For the past three decades, scientists have favored a new approach that compares specific morphological, behavioral, and genetic characteristics among species, taking advantage of computer power to tease out evolutionary links.

Hundreds of characteristics for each species are fed into a computer matrix that compares these with equivalent features from thousands of other species. Only recently have there been powerful enough computers to support such calculations.

Spider Silk

Museums contain archive arachnid collections but new specimens need to be collected so that the DNA can be extracted for analysis. Specialists are traveling the world to seek about 500 species of spiders, a sampling of most of the 108 spider families.

Jason Bond, an evolutionary biologist at East Carolina University in Greenville, North Carolina, specializes in trapdoor and funnel-web spiders, and tarantulas. The last two summers, Bond has hunted spiders in Australia and South Africa. With a small shovel and pick he digs up the trapdoor spider burrows, which vary in length from one inch to two feet (2.5 to 61 centimeters).

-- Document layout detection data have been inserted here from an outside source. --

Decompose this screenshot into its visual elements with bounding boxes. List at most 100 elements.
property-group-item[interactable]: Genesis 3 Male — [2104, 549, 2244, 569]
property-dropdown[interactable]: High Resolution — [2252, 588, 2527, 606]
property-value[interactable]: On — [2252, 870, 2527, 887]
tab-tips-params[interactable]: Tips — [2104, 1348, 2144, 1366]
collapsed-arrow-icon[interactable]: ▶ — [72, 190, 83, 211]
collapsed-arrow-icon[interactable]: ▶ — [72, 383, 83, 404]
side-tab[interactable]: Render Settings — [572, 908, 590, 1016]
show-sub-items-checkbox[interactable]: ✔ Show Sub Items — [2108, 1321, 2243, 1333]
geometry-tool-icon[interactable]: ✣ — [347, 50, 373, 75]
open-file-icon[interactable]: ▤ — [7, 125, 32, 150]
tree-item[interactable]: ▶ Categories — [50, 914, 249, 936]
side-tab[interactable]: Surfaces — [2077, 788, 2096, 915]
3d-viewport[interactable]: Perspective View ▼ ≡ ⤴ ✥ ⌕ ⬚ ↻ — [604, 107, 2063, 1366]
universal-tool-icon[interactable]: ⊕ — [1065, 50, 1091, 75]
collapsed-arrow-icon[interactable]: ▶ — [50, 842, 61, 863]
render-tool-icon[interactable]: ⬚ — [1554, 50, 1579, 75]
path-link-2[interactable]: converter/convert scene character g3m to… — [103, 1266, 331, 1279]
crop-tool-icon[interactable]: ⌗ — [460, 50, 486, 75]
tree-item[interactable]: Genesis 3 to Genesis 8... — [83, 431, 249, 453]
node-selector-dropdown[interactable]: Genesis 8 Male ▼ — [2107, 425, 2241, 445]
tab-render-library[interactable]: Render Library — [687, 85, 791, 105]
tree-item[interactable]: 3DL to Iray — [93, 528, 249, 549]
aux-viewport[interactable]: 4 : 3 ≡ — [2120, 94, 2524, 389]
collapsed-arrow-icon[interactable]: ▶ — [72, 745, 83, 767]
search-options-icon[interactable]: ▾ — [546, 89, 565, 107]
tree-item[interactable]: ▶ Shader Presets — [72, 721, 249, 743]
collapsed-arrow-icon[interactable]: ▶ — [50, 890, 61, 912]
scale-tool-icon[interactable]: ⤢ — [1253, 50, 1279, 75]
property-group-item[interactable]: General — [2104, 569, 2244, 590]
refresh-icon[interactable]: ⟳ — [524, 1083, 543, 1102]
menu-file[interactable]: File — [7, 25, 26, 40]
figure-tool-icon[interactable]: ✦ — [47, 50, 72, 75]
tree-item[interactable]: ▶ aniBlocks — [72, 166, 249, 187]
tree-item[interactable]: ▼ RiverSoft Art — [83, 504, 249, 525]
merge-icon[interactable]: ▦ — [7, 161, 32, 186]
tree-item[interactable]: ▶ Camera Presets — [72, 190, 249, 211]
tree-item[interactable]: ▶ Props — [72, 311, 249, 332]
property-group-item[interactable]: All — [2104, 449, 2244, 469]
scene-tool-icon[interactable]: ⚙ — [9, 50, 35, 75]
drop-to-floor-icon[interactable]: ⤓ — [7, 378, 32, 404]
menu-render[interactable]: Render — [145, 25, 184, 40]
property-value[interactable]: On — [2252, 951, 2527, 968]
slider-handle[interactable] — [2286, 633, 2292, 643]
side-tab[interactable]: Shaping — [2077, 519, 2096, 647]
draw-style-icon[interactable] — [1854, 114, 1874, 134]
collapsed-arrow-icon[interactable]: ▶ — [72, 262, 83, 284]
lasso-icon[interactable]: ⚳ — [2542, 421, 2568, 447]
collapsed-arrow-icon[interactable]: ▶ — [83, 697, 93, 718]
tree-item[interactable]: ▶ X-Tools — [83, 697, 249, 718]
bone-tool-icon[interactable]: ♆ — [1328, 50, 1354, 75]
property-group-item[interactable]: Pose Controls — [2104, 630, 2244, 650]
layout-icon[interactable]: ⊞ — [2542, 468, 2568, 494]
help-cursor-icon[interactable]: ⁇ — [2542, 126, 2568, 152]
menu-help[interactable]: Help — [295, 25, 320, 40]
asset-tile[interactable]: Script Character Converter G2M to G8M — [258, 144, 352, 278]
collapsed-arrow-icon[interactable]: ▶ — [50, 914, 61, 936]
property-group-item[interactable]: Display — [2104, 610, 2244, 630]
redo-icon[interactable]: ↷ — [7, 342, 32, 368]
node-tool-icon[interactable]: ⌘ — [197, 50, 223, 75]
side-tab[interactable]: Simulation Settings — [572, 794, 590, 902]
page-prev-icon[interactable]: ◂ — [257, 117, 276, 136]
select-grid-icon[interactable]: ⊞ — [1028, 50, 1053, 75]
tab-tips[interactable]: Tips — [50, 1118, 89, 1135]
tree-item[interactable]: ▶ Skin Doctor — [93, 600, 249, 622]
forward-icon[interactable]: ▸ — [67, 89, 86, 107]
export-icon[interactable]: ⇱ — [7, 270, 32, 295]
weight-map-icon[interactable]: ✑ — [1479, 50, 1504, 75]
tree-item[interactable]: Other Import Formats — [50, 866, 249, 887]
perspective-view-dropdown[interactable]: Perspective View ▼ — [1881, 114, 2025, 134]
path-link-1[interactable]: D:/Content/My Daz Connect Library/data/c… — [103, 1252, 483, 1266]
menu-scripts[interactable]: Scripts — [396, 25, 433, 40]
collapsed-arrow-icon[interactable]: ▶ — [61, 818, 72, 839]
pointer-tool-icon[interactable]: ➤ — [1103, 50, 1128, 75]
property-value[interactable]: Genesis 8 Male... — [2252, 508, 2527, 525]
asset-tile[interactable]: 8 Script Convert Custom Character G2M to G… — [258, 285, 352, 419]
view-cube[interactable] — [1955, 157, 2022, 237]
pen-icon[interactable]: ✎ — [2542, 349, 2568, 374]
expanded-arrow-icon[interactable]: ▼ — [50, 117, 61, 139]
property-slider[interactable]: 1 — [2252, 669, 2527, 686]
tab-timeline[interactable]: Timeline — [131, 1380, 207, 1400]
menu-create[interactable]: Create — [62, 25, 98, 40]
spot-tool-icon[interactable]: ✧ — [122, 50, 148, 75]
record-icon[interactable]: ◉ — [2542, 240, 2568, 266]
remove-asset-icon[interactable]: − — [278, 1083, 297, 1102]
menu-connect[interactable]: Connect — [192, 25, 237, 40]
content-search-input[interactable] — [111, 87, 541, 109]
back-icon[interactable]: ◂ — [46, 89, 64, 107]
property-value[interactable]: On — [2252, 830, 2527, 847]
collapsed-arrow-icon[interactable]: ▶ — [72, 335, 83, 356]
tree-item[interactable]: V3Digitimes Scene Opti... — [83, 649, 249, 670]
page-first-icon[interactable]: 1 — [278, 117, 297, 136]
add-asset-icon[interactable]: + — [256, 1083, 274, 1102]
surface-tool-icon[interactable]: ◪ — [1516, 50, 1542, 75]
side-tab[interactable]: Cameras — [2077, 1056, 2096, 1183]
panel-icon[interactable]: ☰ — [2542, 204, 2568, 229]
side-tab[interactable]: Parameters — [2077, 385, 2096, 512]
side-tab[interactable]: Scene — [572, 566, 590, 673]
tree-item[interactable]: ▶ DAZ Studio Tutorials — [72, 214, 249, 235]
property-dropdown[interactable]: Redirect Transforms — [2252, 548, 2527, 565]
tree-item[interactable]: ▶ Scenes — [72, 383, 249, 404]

In Australia, Bond collected 32 types of trapdoor spiders, including a close relative, the funnel-web—the most lethal specimen to humans, but not fully understood.

"The selection of spiders represents diversity as well as focusing on particular species whose evolutionary history is controversial," Bond said.

The Spider Tree of Life is important to science—and to the silk industry, among others. Weight for weight, spider silk is stronger than steel and any manmade fiber like Kevlar.

"The two silk genes currently being used commercially are from two spiders that are not even particularly good at silk production," Coddington pointed out.

"If you want to produce silk using spider genes then you want to choose the spider whose life depends on the strongest silk—as it stands we don't know how far spiders have taken silk development." The Tree of Life could help determine the best silk-spinners.